Um terceiro fato que absolve o Garage de qualquer acusação quanto ao consumo de drogas ou à entrada de menores encerra o assunto. Eu mesmo, no último sábado, coincidência ou não, quando a nefasta matéria já estava impressa, estive no Garage. Era aniversário de minha sobrinha, e o presente solicitado era uma ida ao Garage (e à Rua Ceará) com seus amigos. Chegando lá, conversei com Wilma Fernandes, a atual responsável pela casa, sobre a possibilidade do grupo de adolescentes, todos menores, entrarem para assistir aos shows. Wilma foi taxativa. Me disse um sonoro não sem maiores rodeios e esclareceu-me sobre todos os problemas que têm enfrentado para cumprir o que a lei determina, já que boa parte do público rock (alvo da casa) é composta de adolescentes. A proprietária ainda afirmou que ela própria impede o consumo de drogas dentro do Garage, retirando pessoalmente quem “sai da linha”. Tudo isso numa conversa informal, onde Wilma poderia até ter admitido o contrário, se fosse o caso. Já do lado de fora, um dos amigos de minha sobrinha, também menor, disse que já desistiu de entrar no Garage, visto que foi barrado diversas vezes. No Garage, é fato, menor não entra e lá dentro não se consome drogas.

Aqui cabe um parêntese. O Estatuto da Criança e do Adolescente, considerado um dos mais avançados do mundo, deve estar sendo, no mínimo, mal interpretado por nossas autoridades. Confesso que nunca li o texto amiúde, e que impedir o acesso de adolescentes ao álcool e as drogas (embora eu não seja contra nenhum dos dois, mas a discussão é longa), é uma atitude das mais acertadas. Mas daí a vedar o acesso do adolescente ao rock, à música, à cultura, enfim, não está correto. Dependendo do tipo de artista, o público adolescente é fundamental, é para este que o som é feito. Há de se encontrar uma forma de manter os menores longe das drogas, sim, mas não necessariamente longe do rock’n'roll.

Voltando à matéria d’O Globo, talvez nossa querida equipe de reportagem tenha confundido o público rock que freqüenta a Rua Ceará com o da Vila Mimosa. Ora, ninguém se prostitui na Rua Ceará, muito menos atrás de carros. Só uma visão muito atrasada pode enxergar, num amasso atrás de um veículo estacionado, uma cena de prostituição. Se prostituir é fazer sexo por dinheiro, e os adolescentes que freqüentam a região podem até namorar com, digamos, maior veemência, mas jamais por grana. Na Vila Mimosa, sim, a prostituição é o negócio. Mas lá, duvido muito que uma profissional do sexo exerça sua profissão na rua. Como diz o ditado, a zona é um local de trabalho dos mais organizados.

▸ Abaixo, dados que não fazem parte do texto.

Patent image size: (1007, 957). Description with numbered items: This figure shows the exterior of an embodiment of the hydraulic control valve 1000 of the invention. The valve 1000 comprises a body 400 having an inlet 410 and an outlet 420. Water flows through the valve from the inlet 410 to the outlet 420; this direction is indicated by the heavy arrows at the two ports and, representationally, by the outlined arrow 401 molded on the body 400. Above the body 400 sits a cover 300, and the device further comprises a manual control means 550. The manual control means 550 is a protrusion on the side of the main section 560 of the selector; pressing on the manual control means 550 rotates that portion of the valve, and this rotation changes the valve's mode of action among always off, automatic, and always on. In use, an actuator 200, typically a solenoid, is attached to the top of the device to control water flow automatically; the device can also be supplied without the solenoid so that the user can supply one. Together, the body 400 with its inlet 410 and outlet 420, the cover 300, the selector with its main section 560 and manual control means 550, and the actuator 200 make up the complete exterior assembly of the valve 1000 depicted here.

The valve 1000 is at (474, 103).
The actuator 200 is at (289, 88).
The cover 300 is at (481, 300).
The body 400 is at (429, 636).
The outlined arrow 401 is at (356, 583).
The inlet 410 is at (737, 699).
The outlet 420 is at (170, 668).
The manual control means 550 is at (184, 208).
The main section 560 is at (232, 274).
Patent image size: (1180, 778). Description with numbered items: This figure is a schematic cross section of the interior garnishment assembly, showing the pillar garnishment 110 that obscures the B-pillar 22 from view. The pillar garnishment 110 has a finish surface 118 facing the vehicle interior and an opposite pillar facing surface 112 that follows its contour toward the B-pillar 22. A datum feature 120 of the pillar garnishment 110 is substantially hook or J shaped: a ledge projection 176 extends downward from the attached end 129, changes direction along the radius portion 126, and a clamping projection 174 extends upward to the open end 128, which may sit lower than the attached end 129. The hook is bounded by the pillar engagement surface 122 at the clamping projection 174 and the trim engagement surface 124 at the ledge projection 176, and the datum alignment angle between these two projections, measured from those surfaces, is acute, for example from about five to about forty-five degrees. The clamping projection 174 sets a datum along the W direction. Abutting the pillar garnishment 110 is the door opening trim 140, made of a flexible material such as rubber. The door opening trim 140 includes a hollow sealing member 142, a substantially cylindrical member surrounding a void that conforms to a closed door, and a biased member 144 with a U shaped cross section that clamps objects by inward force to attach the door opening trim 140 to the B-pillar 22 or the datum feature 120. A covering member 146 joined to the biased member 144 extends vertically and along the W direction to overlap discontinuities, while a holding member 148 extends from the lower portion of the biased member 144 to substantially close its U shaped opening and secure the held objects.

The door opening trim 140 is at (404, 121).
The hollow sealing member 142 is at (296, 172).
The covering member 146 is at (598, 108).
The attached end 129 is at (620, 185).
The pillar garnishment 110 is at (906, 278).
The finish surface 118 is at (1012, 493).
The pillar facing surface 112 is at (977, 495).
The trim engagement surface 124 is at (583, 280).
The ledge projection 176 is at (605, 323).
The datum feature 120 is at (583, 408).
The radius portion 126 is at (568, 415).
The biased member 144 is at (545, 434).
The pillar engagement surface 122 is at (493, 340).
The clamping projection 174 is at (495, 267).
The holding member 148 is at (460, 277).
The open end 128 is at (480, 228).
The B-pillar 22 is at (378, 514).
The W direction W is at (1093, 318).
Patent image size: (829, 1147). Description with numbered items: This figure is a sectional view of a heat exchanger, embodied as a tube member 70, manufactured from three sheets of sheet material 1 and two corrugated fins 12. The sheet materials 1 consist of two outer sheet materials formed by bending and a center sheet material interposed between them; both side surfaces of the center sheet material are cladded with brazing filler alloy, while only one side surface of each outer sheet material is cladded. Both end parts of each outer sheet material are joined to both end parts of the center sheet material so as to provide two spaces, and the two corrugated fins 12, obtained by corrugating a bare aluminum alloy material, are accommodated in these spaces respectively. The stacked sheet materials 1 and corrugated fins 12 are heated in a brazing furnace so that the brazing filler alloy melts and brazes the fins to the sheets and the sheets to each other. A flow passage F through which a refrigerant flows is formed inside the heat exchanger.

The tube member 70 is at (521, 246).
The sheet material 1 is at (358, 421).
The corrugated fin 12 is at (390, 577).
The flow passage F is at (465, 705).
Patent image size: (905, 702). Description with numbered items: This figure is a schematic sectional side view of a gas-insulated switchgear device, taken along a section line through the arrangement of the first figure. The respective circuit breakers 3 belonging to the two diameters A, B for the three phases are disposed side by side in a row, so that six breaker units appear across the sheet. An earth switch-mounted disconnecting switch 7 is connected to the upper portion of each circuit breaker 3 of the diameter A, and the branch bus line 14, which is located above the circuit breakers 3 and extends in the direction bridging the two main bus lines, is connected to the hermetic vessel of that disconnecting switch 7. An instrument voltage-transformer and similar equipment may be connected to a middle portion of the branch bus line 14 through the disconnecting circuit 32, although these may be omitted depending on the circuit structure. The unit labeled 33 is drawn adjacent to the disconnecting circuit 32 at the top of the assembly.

Voltando a questão dos menores, se eles estão freqüentando a alta madrugada da Rua Ceará, a reportagem d’O Globo deveria argüir os seus responsáveis. Se eles recorrem a locais onde possam ter mais liberdade, é porque não encontram essa liberdade em casa ou em outras instituições de nossa sociedade. O problema é muito mais profundo e complexo, do que simplesmente se apontar para uma região e, tal qual um policial, buscar culpados e firmar estereótipos que nada contribuem para sua solução. A questão, antes de ser um caso de polícia, é, sobretudo, social.

Por fim, fica aqui um depoimento pessoal. Freqüento points rock no Rio de Janeiro há mais de 20 anos, já conheci lugares semelhantes em várias cidades, no Brasil e no exterior. Já vi de tudo, em se tratando de drogas, do Circo Voador ao bairro vermelho, em Amsterdã. Certamente sou um dos que mais vezes esteve no Garage e na Rua Ceará, freqüento a região desde que o então “Garage Art Cult” só exibia vídeos. E afirmo, sem medo de errar, que nunca vi, no Garage, nada disso que a reportagem d’O Globo publicou no último domingo.

Até a próxima, e long live rock’n'roll!!!